Don't believe anything else. We hear a lot about global capital. We hear about the need to secure the financial markets--oh, and, by the way, the Federal Reserve. We are taking back $430 billion from the Federal Reserve in this piece of legislation--$430 billion from the Federal Reserve--funded to the max. Wall Street--funded to the max.
But I say again: Wall Street, capital, the financial markets--they are not the foundation of this economy. The working people of this Nation, the working people of Missouri, the working people of our other States--they are the foundation of this economy, and it is time that they were put first--first for COVID relief, first in our economic policy, first in all that we do.
So I hope that this effort to get them direct assistance will be the beginning of a larger effort to orient our economic policy and the policy of this Nation around the strength and the independence and the needs of our great working Americans.
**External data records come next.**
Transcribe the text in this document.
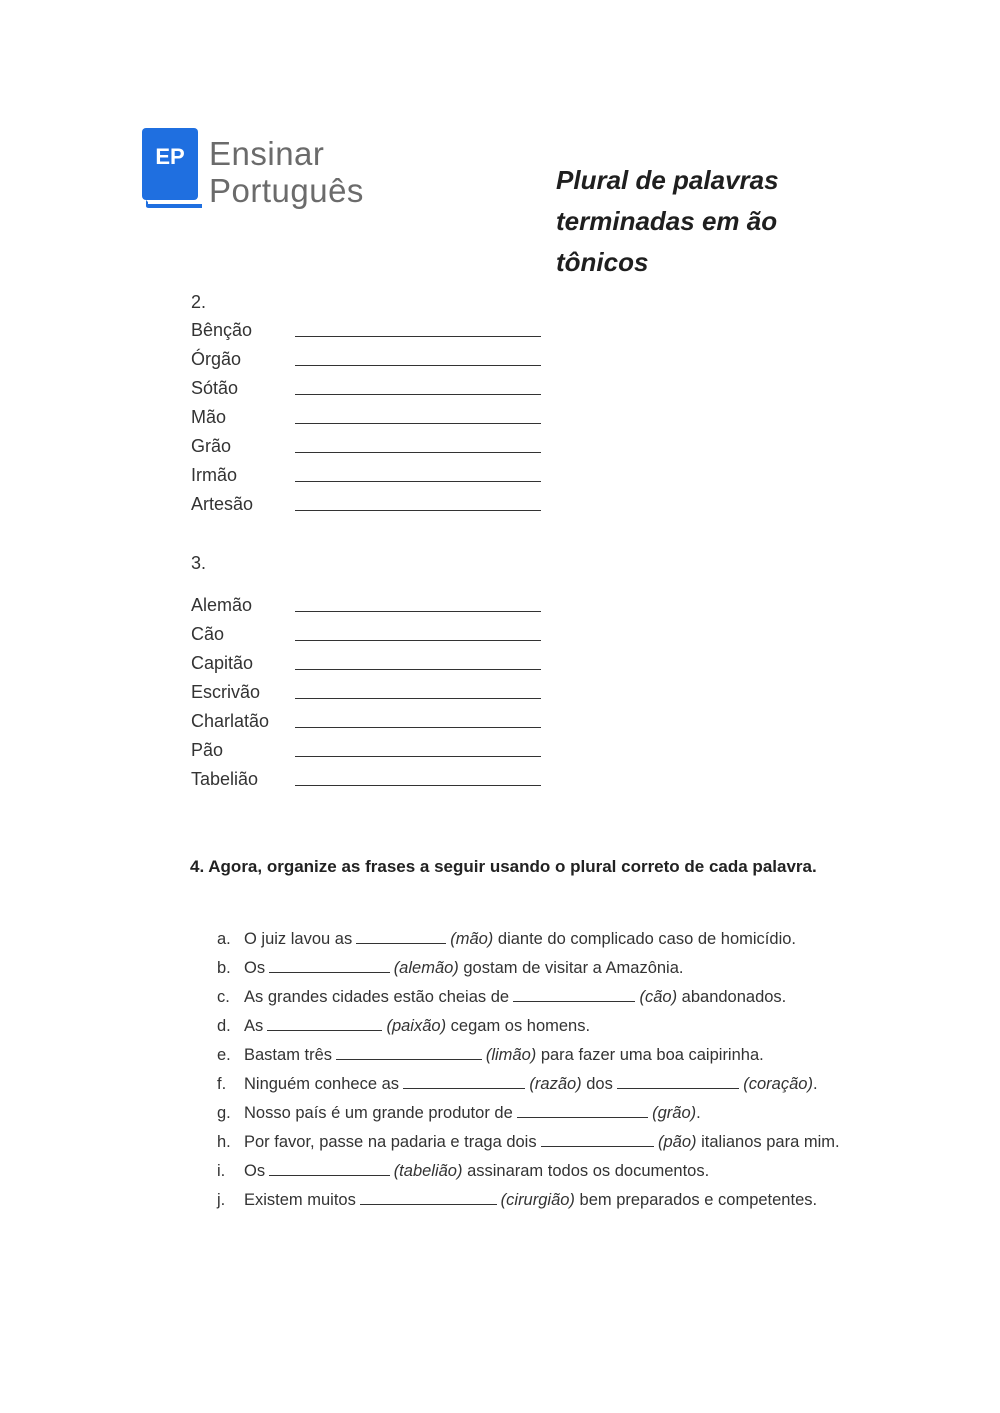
EP Ensinar
Português	Plural de palavras
terminadas em ão tônicos
2.
Bênção
Órgão
Sótão
Mão
Grão
Irmão
Artesão
3.
Alemão
Cão
Capitão
Escrivão
Charlatão
Pão
Tabelião
4. Agora, organize as frases a seguir usando o plural correto de cada palavra.
a. O juiz lavou as	(mão) diante do complicado caso de homicídio.
b. Os	(alemão) gostam de visitar a Amazônia.
c. As grandes cidades estão cheias de	(cão) abandonados.
d. As	(paixão) cegam os homens.
e. Bastam três	(limão) para fazer uma boa caipirinha.
f. Ninguém conhece as	(razão) dos	(coração).
g. Nosso país é um grande produtor de	(grão).
h. Por favor, passe na padaria e traga dois	(pão) italianos para mim.
i. Os	(tabelião) assinaram todos os documentos.
j. Existem muitos	(cirurgião) bem preparados e competentes.
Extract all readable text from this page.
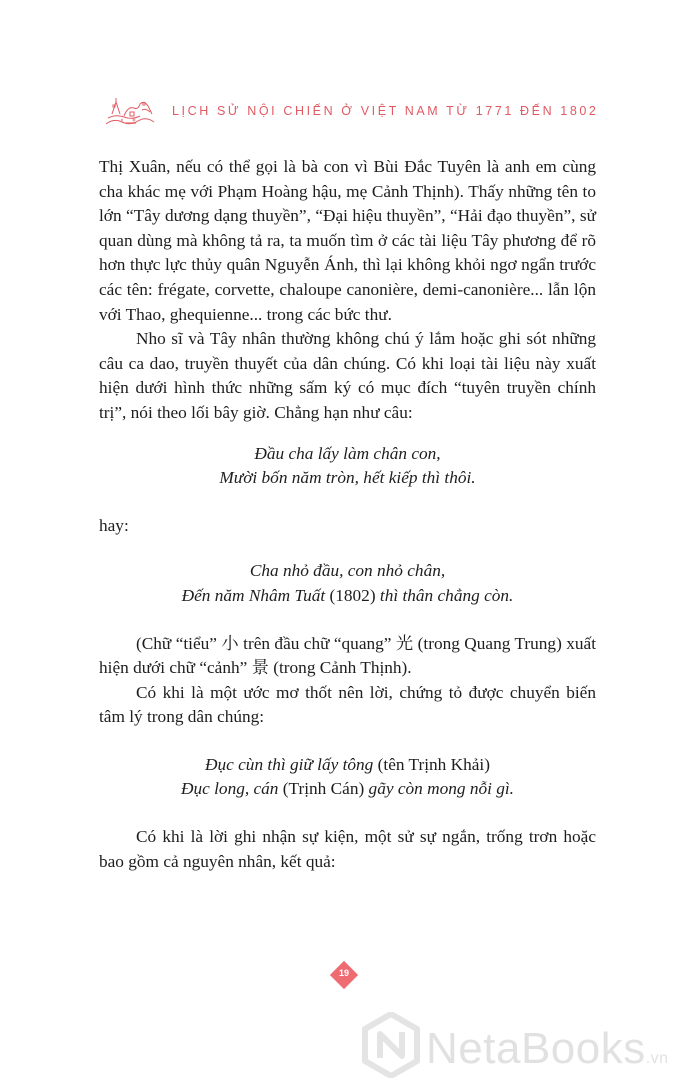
LỊCH SỬ NỘI CHIẾN Ở VIỆT NAM TỪ 1771 ĐẾN 1802

Thị Xuân, nếu có thể gọi là bà con vì Bùi Đắc Tuyên là anh em cùng cha khác mẹ với Phạm Hoàng hậu, mẹ Cảnh Thịnh). Thấy những tên to lớn “Tây dương dạng thuyền”, “Đại hiệu thuyền”, “Hải đạo thuyền”, sử quan dùng mà không tả ra, ta muốn tìm ở các tài liệu Tây phương để rõ hơn thực lực thủy quân Nguyễn Ánh, thì lại không khỏi ngơ ngẩn trước các tên: frégate, corvette, chaloupe canonière, demi-canonière... lẫn lộn với Thao, ghequienne... trong các bức thư.

Nho sĩ và Tây nhân thường không chú ý lắm hoặc ghi sót những câu ca dao, truyền thuyết của dân chúng. Có khi loại tài liệu này xuất hiện dưới hình thức những sấm ký có mục đích “tuyên truyền chính trị”, nói theo lối bây giờ. Chẳng hạn như câu:

Đầu cha lấy làm chân con,

Mười bốn năm tròn, hết kiếp thì thôi.

hay:

Cha nhỏ đầu, con nhỏ chân,

Đến năm Nhâm Tuất (1802) thì thân chẳng còn.

(Chữ “tiểu” 小 trên đầu chữ “quang” 光 (trong Quang Trung) xuất hiện dưới chữ “cảnh” 景 (trong Cảnh Thịnh).

Có khi là một ước mơ thốt nên lời, chứng tỏ được chuyển biến tâm lý trong dân chúng:

Đục cùn thì giữ lấy tông (tên Trịnh Khải)

Đục long, cán (Trịnh Cán) gãy còn mong nỗi gì.

Có khi là lời ghi nhận sự kiện, một sử sự ngắn, trống trơn hoặc bao gồm cả nguyên nhân, kết quả:

19
NetaBooks.vn
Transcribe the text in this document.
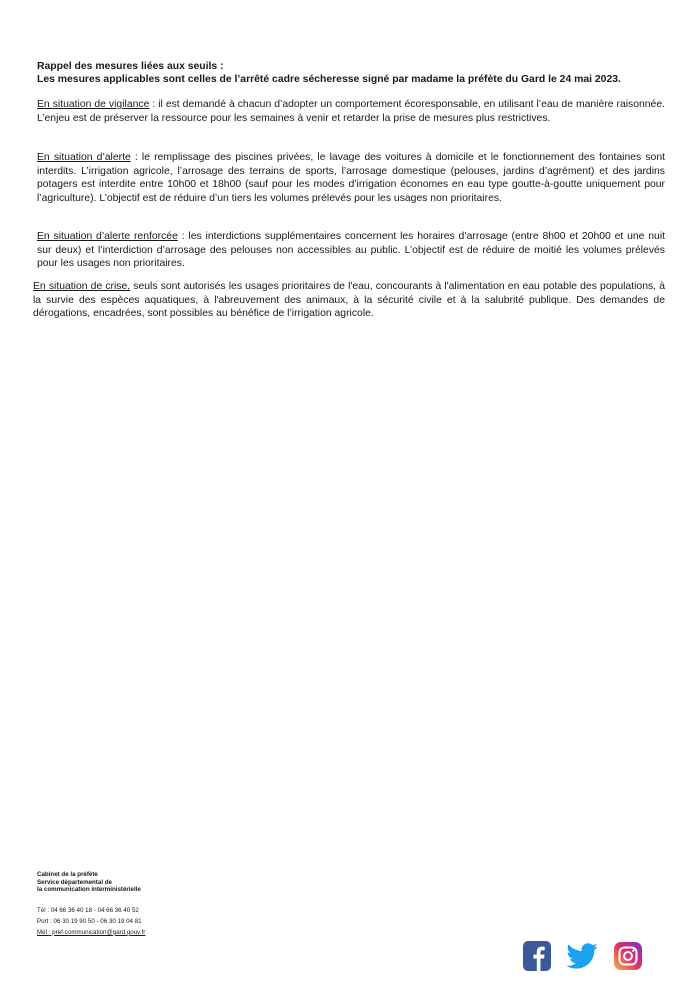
Rappel des mesures liées aux seuils :
Les mesures applicables sont celles de l’arrêté cadre sécheresse signé par madame la préfète du Gard le 24 mai 2023.
En situation de vigilance : il est demandé à chacun d’adopter un comportement écoresponsable, en utilisant l’eau de manière raisonnée. L’enjeu est de préserver la ressource pour les semaines à venir et retarder la prise de mesures plus restrictives.
En situation d’alerte : le remplissage des piscines privées, le lavage des voitures à domicile et le fonctionnement des fontaines sont interdits. L’irrigation agricole, l’arrosage des terrains de sports, l’arrosage domestique (pelouses, jardins d’agrément) et des jardins potagers est interdite entre 10h00 et 18h00 (sauf pour les modes d’irrigation économes en eau type goutte-à-goutte uniquement pour l’agriculture). L’objectif est de réduire d’un tiers les volumes prélevés pour les usages non prioritaires.
En situation d’alerte renforcée : les interdictions supplémentaires concernent les horaires d’arrosage (entre 8h00 et 20h00 et une nuit sur deux) et l’interdiction d’arrosage des pelouses non accessibles au public. L’objectif est de réduire de moitié les volumes prélevés pour les usages non prioritaires.
En situation de crise, seuls sont autorisés les usages prioritaires de l'eau, concourants à l'alimentation en eau potable des populations, à la survie des espèces aquatiques, à l'abreuvement des animaux, à la sécurité civile et à la salubrité publique. Des demandes de dérogations, encadrées, sont possibles au bénéfice de l’irrigation agricole.
Cabinet de la préfète
Service départemental de
la communication interministérielle
Tél : 04 66 36 40 18 - 04 66 36 40 52
Port : 06 30 19 90 50 - 06 30 19 04 81
Mél : pref-communication@gard.gouv.fr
I want to end by saying thank you to them, thank you to the working people of Missouri who have endured through this crisis day in and day out, who have gone to work as essential workers, who have taken care of children at home, who have missed shifts at work in order to care for loved ones, who have contributed food to others in need even when they didn't have enough food for themselves, who have gone without in order to see that their children could eat.
The people of this country, the working people who have sacrificed again and again and again and have borne the brunt of this pandemic and have continued to show up for their families, for their communities, and for this country--thank you. Thank you for making this country work. Thank you for building this country as we know it.
Help is on the way. Help is on the way in this bill, which I hope will become law tonight. But there is much more to do, and I, for one, stand ready to work to do it.